A bent gold coin, inscribed "Shiloh April 6, 1862 My life Preserver G.E.D" was found in the Hunley near Dixon's remains. At least part of the legend was true. But there was no mention of Queenie Bennett in the inscription, and when investigator Nick Herrmann used a laser to examine Dixon's skull, another surprise was revealed. The man in the photo that Bennett had kept probably was not George Dixon.

The researchers in Charleston also have discovered that the Hunley was even more of an engineering marvel that anyone had realized. Pecorelli, the underwater archaeologist who found the submarine with diver Wes Hall in 1995, said the submarine is "almost a work of art."

The men who built the Hunley gave the warship's prow a knifelike shape that would cut through the water, and the rivets that held the ship together were sunk flush with the hull to reduce drag. "We could see right off the bat that someone had spent a lot of time putting this thing together," Pecorelli said.
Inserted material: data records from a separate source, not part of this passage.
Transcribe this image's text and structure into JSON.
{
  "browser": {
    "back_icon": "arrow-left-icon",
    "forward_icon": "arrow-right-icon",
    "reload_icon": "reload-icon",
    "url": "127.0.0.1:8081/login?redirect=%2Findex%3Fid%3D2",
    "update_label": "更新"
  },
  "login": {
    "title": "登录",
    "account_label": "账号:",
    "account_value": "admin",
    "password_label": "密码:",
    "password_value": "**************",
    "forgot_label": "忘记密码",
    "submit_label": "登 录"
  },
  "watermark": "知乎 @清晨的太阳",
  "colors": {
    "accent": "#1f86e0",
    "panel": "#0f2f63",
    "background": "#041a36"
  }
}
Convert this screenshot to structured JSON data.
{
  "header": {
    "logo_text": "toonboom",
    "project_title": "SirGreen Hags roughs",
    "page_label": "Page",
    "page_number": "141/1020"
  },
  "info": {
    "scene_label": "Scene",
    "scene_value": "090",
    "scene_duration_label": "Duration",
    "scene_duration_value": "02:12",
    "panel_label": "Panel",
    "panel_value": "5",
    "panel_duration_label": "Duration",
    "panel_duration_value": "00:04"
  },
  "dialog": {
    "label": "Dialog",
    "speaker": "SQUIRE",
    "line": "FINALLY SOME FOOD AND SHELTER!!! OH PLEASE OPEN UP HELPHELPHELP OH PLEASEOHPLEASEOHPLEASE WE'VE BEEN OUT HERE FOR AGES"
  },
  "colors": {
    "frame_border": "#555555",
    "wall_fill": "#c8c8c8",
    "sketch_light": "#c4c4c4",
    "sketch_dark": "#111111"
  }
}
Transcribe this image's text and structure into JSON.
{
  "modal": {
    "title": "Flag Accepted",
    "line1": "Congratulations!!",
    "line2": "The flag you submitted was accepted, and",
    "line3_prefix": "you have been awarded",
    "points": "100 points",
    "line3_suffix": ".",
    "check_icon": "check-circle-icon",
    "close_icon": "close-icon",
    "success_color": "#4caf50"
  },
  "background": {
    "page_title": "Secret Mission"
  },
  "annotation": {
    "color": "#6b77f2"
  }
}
Still, one question about the Hunley's fate has only been deepened by its discovery. Whatever caused the submarine to sink is still a mystery. The researchers discovered that the crewmen were still seated at their posts when they died.

It was a puzzling discovery. "You'd expect that when the sub flooded, they'd have desperately tried to escape," Boyce, the National Geographic television producer, said. "There's no evidence of that."

Pecorelli is confident that the crew's remains will yield an answer as to why they perished, but finding that answer will take years.

"In the end, we'll be able to answer what happened more accurately than if they brought the Hunley up the next day after it sank," Pecorelli said. "It won't be a guess."